Jewell looked carefully at every man who passed on either side of the street. The other whores did likewise. They weren’t looking for customers. They were waiting for Godot. The rain was steady. It was warm for the season, but cold for standing around in the rain. The building wasn’t doing much of a job of protecting.
“Let’s sit in my car,” I said. “You can still see.”
“Where’s your car?”
“There, at the hydrant.”
“Okay,” she said. “You can get us some coffee in the drugstore first. Double cream, lotta sugar.”

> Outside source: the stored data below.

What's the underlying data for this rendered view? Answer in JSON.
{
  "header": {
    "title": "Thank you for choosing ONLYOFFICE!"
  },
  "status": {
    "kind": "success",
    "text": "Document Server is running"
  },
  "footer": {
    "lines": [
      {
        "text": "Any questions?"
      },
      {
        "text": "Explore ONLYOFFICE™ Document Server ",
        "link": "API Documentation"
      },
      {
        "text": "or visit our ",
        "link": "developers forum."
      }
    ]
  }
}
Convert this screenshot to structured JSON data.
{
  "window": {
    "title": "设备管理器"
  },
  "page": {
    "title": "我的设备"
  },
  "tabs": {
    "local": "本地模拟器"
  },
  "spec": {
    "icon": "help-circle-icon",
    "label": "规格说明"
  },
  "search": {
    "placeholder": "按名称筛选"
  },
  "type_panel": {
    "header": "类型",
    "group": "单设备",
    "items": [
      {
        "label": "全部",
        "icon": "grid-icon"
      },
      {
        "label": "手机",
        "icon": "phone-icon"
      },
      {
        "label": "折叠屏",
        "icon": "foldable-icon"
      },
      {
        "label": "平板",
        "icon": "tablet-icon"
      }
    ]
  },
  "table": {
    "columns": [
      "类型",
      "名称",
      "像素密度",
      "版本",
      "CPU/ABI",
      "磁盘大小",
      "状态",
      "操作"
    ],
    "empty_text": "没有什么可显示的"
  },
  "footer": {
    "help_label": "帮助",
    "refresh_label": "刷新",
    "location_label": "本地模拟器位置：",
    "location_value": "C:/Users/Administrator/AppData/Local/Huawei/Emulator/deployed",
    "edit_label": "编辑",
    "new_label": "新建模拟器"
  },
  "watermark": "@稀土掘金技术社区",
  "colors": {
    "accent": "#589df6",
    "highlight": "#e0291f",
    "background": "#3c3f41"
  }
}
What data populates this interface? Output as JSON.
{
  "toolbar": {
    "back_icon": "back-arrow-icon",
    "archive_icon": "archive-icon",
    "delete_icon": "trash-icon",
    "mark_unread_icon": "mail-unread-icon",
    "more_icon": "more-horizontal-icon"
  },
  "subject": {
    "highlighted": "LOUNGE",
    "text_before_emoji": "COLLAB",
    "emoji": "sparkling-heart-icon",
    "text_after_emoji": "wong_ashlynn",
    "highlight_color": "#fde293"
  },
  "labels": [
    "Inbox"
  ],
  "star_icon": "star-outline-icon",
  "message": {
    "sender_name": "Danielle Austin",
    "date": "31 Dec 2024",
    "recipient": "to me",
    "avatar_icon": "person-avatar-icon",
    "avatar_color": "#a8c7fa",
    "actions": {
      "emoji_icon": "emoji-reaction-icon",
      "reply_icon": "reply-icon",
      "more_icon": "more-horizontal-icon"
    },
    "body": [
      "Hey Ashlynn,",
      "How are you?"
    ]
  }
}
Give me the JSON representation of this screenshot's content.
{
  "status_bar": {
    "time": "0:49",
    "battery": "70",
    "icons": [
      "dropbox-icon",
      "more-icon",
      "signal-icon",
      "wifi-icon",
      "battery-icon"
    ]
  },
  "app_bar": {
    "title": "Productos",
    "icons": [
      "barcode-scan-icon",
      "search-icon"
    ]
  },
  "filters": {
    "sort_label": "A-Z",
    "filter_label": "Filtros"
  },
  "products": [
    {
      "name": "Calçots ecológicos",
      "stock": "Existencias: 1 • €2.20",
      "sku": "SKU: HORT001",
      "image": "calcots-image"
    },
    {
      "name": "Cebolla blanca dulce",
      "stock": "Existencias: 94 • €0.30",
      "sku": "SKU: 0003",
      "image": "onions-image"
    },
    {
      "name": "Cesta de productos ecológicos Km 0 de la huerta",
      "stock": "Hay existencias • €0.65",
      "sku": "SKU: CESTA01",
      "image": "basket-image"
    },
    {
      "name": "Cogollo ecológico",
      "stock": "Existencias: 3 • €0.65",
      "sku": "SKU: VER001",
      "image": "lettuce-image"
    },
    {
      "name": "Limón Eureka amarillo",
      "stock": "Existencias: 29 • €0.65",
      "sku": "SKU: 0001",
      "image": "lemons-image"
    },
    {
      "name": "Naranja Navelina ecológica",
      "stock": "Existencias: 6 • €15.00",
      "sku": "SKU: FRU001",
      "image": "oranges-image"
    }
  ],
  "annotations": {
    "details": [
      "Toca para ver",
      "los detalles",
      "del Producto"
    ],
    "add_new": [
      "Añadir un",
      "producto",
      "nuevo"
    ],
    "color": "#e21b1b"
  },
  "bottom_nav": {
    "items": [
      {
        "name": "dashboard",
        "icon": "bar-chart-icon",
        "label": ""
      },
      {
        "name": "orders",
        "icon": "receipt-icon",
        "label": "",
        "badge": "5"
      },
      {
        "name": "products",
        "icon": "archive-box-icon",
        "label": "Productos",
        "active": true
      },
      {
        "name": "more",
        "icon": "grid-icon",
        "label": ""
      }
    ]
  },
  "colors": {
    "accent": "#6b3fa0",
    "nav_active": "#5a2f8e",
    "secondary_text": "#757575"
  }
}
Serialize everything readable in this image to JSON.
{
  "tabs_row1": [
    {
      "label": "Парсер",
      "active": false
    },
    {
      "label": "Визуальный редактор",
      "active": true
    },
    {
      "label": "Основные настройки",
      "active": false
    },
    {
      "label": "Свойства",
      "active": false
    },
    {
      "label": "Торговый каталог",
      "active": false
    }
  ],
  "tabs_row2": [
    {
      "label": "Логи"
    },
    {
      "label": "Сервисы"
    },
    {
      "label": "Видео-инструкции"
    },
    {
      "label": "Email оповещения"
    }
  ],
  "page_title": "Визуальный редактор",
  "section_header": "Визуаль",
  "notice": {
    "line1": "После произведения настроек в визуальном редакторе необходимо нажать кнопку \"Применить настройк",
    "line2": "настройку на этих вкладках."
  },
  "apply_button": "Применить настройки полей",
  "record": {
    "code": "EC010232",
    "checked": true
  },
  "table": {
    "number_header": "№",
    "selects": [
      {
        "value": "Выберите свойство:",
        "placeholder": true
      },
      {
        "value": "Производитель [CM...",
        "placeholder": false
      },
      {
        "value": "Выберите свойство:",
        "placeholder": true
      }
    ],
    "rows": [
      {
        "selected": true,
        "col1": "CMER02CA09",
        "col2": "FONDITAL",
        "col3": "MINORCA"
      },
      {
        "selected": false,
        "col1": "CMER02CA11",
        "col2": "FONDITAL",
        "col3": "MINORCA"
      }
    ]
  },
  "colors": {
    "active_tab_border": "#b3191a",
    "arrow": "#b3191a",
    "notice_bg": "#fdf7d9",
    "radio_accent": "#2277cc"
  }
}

I said okay and went in and got us two large regular coffees. One with extra cream and four sugars. I came out and gave one to Jewell.
“Orlean,” she shouted at the group of women under the umbrella. “I be sitting in her car, right there. He come, you holler for me.”
Orlean said, “I will.”
“You be sure you do, girl.”
“I be sure.”
We got in my car. I started it up, put the heater on low, turned the wipers on so Jewell would have a clear view of the corner.
“What kinda car is this?” Jewell said.
“Subaru.”
“I ever get a car gonna be a convertible.”
“I had one once,” I said. “But your hair blows badly, and I have a dog, and I have to worry about her jumping out.”